Blog_WFOne_Imgrund_ResourceMgmt_01-MCAAWFJ4J2URCJFCUW43RVDFR5KQ.png


“With the Chicago Art Director Person example above, I can see the allocated hours. Then, I can compare that to my team. What I like about the resource planner, too, is the bar chart that you see, which shows the whole team’s allocation. We don't want that fake person to be counted because that's really not 40 hours we have available to work.”


“We don't want that fake person messing up our team allocation. So now I can see that no matter how much I shift things around, I just do not have the people I need for this week. It's just not going to happen. Now I can talk to finance to maybe get a freelancer or ask another FCB agency to help out,” Anthony points out.


For Anthony, the resource planner helps him see the allocation and his unassigned hours because it's a person, so how they spread out across the duration of the whole project can be in a user report. 


Stakeholders can meet, compare available hours and resources across a number of weeks, and assign projects according to each team member’s visualized availability. If they make a decision to swap out one person’s availability for another’s in a project, they simply click into the project and use the action tool to reassign hours—with the fake person’s hours standing in as needed.

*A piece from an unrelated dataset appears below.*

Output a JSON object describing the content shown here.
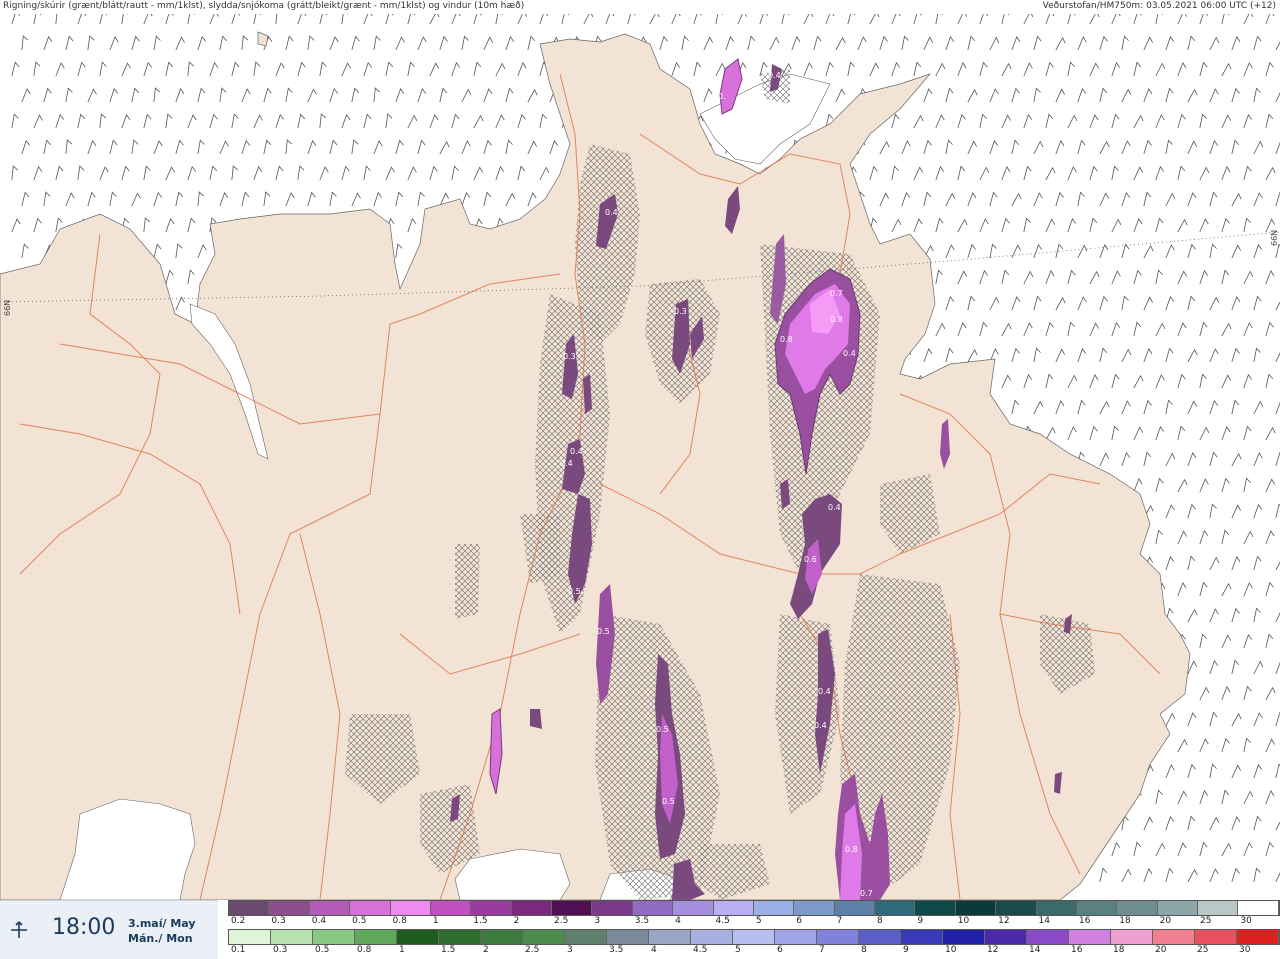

Anticipating the workload balancer

The Workload Balancer is a new Workfront feature geared primarily towards individual workload management. The Product team has released several features in the last few releases and continues to heavily invest in it, making it a tool to check out. Drag-and-drop functionality is just one of the upcoming enhancements on the roadmap for the product


Blog_WFOne_Imgrund_ResourceMgmt_02-MCTUZVE2BDWBBXBHXJ5P5YPPJGBQ.png


“The workload balancer is more for day-to-day, so in an ideal world everything would be assigned to someone already. However, I did include our fake person in this screenshot because a project might happen last minute,” Anthony says. “I can throw some tasks or one-offs to that fake person, so when Monday morning arrives, I can see, ‘Oh, I still haven’t assigned Client Share or Design for this project; I need somebody to work on that.’ Or it might cause stakeholders to create a meeting to take another look at the resource planner, and assign all unfinished tasks.”


Thanks so much to Anthony for sharing his awesome Workfront hacks and tips on resourcing!